Indianapolis prizewinner Pavel Berman brings freshness and eloquence to Prokofiev
When compared with, say, Itzhak Perlman’s EMI coupling with Gennadi Rozhdestvensky or Isaac Stern’s Sony classic with Eugene Ormandy, the natural perspectives of this new recording, with Pavel Berman’s sweet-toned playing emerging seductively from the orchestral ranks, are such that one could almost be listening to different pieces. Subtle internal orchestral detail is revealed, particularly in the First Concerto, which usually lies concealed behind the solo image. There are passages in which Berman duets engagingly with solo woodwind instruments or the harp, which feel more ‘sinfonia concertante’ than a concerto proper. The effect, especially towards the end of the finale, is often magical, as Berman’s silvery purity becomes enveloped in a pulsating web of orchestral sound.

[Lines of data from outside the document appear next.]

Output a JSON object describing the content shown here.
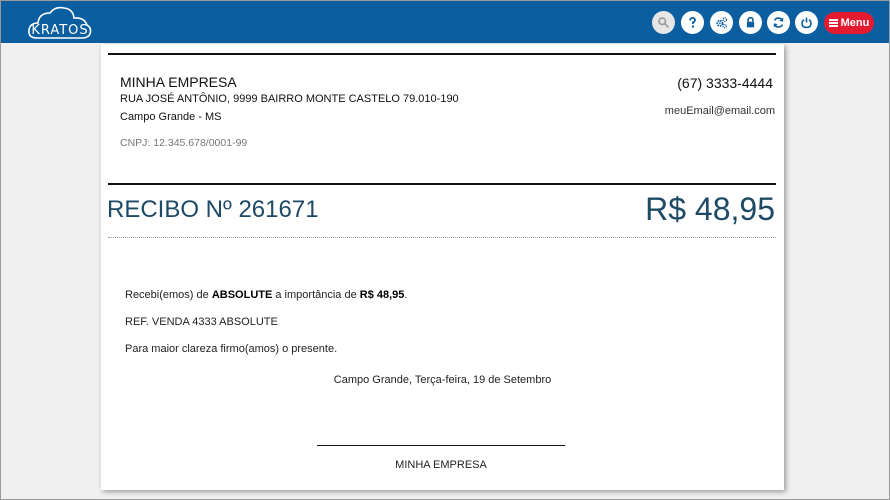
{
  "header": {
    "logo_text": "KRATOS",
    "buttons": [
      {
        "name": "search",
        "icon": "search-icon"
      },
      {
        "name": "help",
        "icon": "question-icon"
      },
      {
        "name": "settings",
        "icon": "gears-icon"
      },
      {
        "name": "lock",
        "icon": "lock-icon"
      },
      {
        "name": "refresh",
        "icon": "refresh-icon"
      },
      {
        "name": "power",
        "icon": "power-icon"
      }
    ],
    "menu_label": "Menu",
    "colors": {
      "bar": "#0b5fa0",
      "menu": "#e41b2e"
    }
  },
  "company": {
    "name": "MINHA EMPRESA",
    "address": "RUA JOSÉ ANTÔNIO, 9999 BAIRRO MONTE CASTELO 79.010-190",
    "city": "Campo Grande - MS",
    "cnpj": "CNPJ: 12.345.678/0001-99",
    "phone": "(67) 3333-4444",
    "email": "meuEmail@email.com"
  },
  "receipt": {
    "title": "RECIBO Nº 261671",
    "value": "R$ 48,95",
    "text_prefix": "Recebi(emos) de ",
    "payer": "ABSOLUTE",
    "text_middle": " a importância de ",
    "amount": "R$ 48,95",
    "text_suffix": ".",
    "reference": "REF. VENDA 4333 ABSOLUTE",
    "clarity": "Para maior clareza firmo(amos) o presente.",
    "place_date": "Campo Grande, Terça-feira, 19 de Setembro",
    "signature": "MINHA EMPRESA",
    "accent_color": "#1e4a66"
  }
}
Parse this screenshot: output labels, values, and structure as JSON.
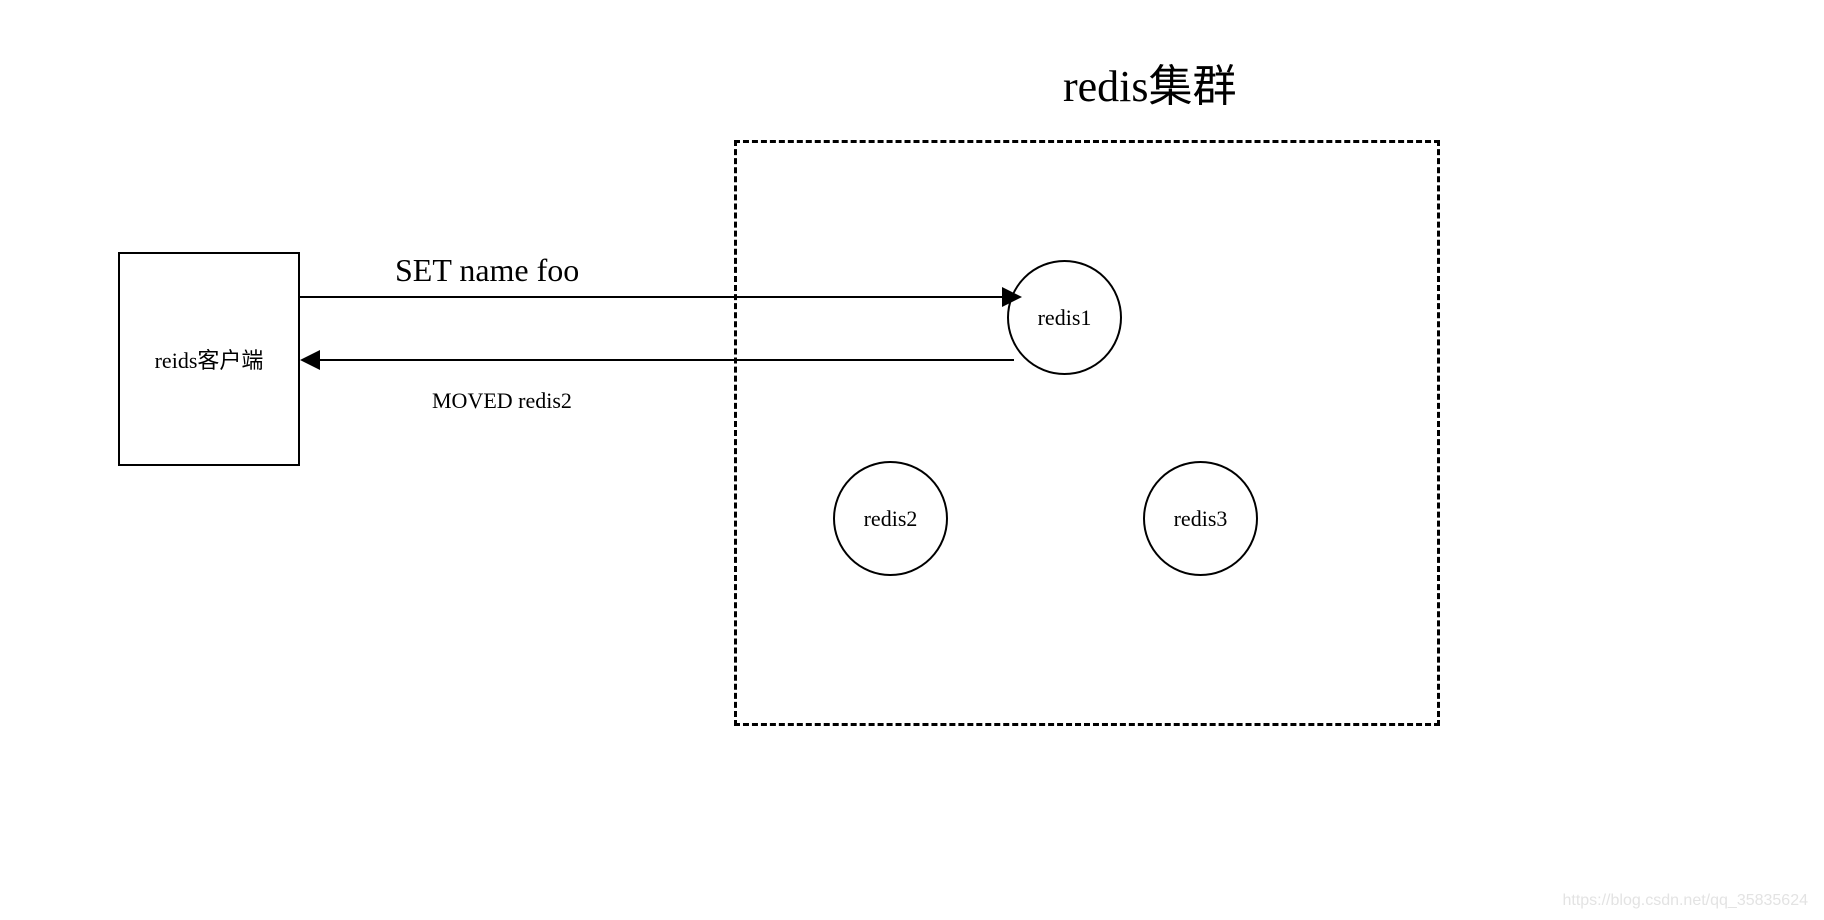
{
  "cluster": {
    "title": "redis集群",
    "nodes": {
      "n1": "redis1",
      "n2": "redis2",
      "n3": "redis3"
    }
  },
  "client": {
    "label": "reids客户端"
  },
  "messages": {
    "send": "SET name foo",
    "recv": "MOVED redis2"
  },
  "watermark": "https://blog.csdn.net/qq_35835624"
}
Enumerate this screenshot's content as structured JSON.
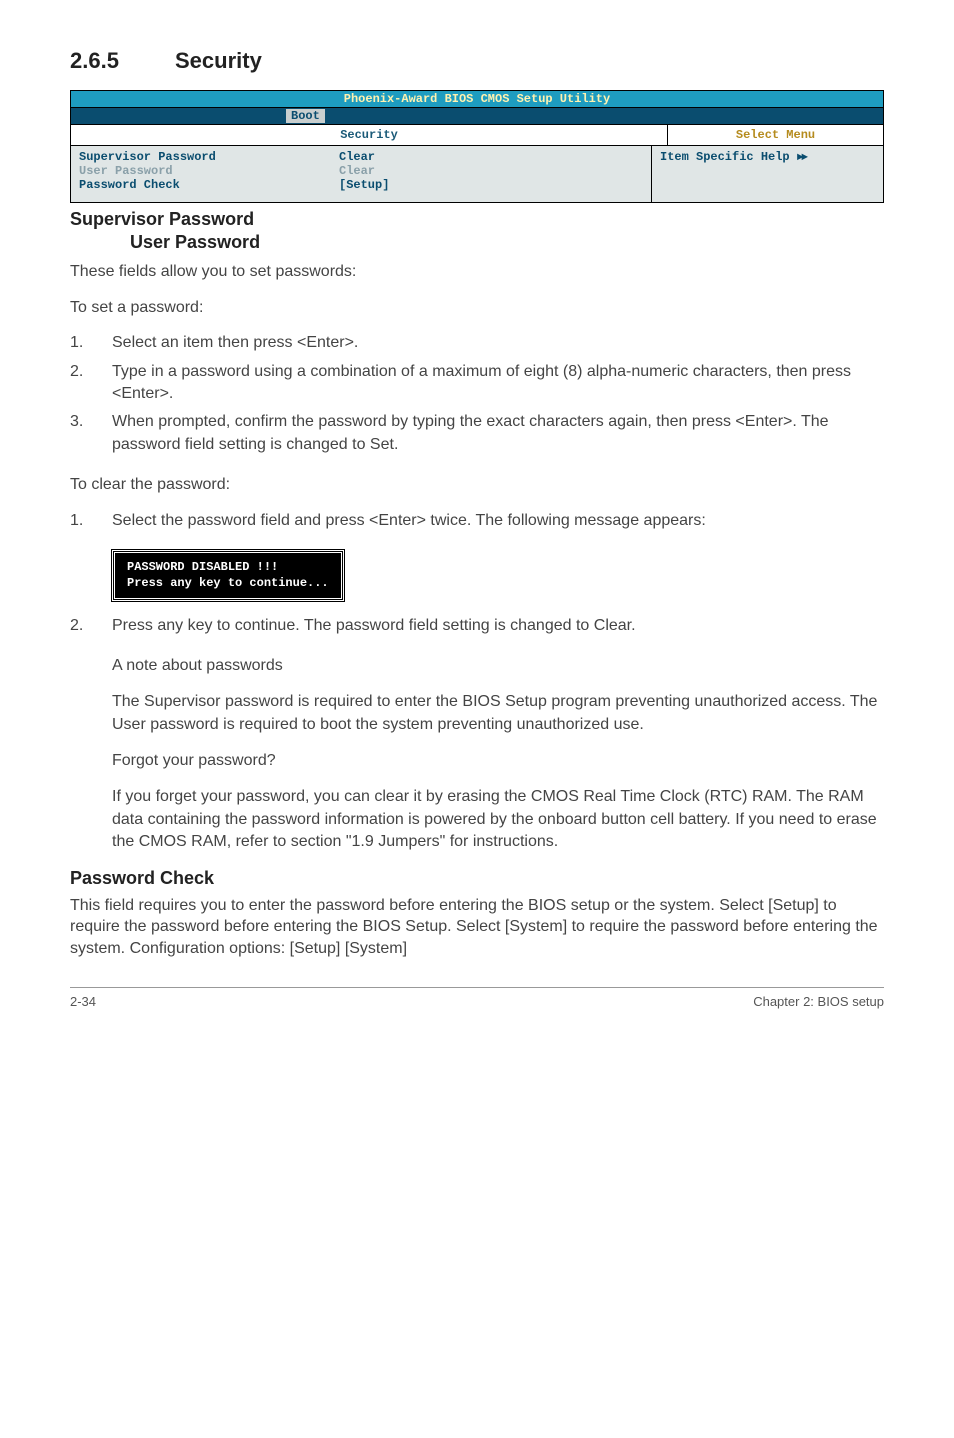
{
  "section": {
    "number": "2.6.5",
    "title": "Security"
  },
  "bios": {
    "title": "Phoenix-Award BIOS CMOS Setup Utility",
    "tab": "Boot",
    "header_left": "Security",
    "header_right": "Select Menu",
    "rows": [
      {
        "label": "Supervisor Password",
        "value": "Clear",
        "dim": false
      },
      {
        "label": "User Password",
        "value": "Clear",
        "dim": true
      },
      {
        "label": "Password Check",
        "value": "[Setup]",
        "dim": false
      }
    ],
    "help_label": "Item Specific Help",
    "help_arrows": "►►"
  },
  "sup_heading": "Supervisor Password",
  "user_heading": "User Password",
  "intro1": "These fields allow you to set passwords:",
  "intro2": "To set a password:",
  "set_steps": [
    "Select an item then press <Enter>.",
    "Type in a password using a combination of a maximum of eight (8) alpha-numeric characters, then press <Enter>.",
    "When prompted, confirm the password by typing the exact characters again, then press <Enter>. The password field setting is changed to Set."
  ],
  "clear_intro": "To clear the password:",
  "clear_step1": "Select the password field and press <Enter> twice. The following message appears:",
  "msg_line1": "PASSWORD DISABLED !!!",
  "msg_line2": "Press any key to continue...",
  "clear_step2": "Press any key to continue. The password field setting is changed to Clear.",
  "note": {
    "h1": "A note about passwords",
    "p1": "The Supervisor password is required to enter the BIOS Setup program preventing unauthorized access. The User password is required to boot the system preventing unauthorized use.",
    "h2": "Forgot your password?",
    "p2": "If you forget your password, you can clear it by erasing the CMOS Real Time Clock (RTC) RAM. The RAM data containing the password information is powered by the onboard button cell battery. If you need to erase the CMOS RAM, refer to section \"1.9 Jumpers\" for instructions."
  },
  "pwcheck": {
    "heading": "Password Check",
    "body": "This field requires you to enter the password before entering the BIOS setup or the system. Select [Setup] to require the password before entering the BIOS Setup. Select [System] to require the password before entering the system. Configuration options: [Setup] [System]"
  },
  "footer": {
    "left": "2-34",
    "right": "Chapter 2: BIOS setup"
  }
}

Those raised on classic accounts from David Oistrakh (EMI), Kyung Wha Chung (Decca) or Schlomo Mintz (Deutsche Grammophon), in which one can hear and feel the contract of bow on string or fingers on fingerboard, may find the effect, especially in the second concerto, initially disorientating. Yet to hear Prokofiev’s super-virtuoso writing emerging with such blemishless poise and unforced eloquence comes as a welcome relief compared to the claustrophobic intensity of most recorded accounts. The Double Violin Sonata is also beautifully played and recorded, with Prokofiev’s lyrical genius well to the fore.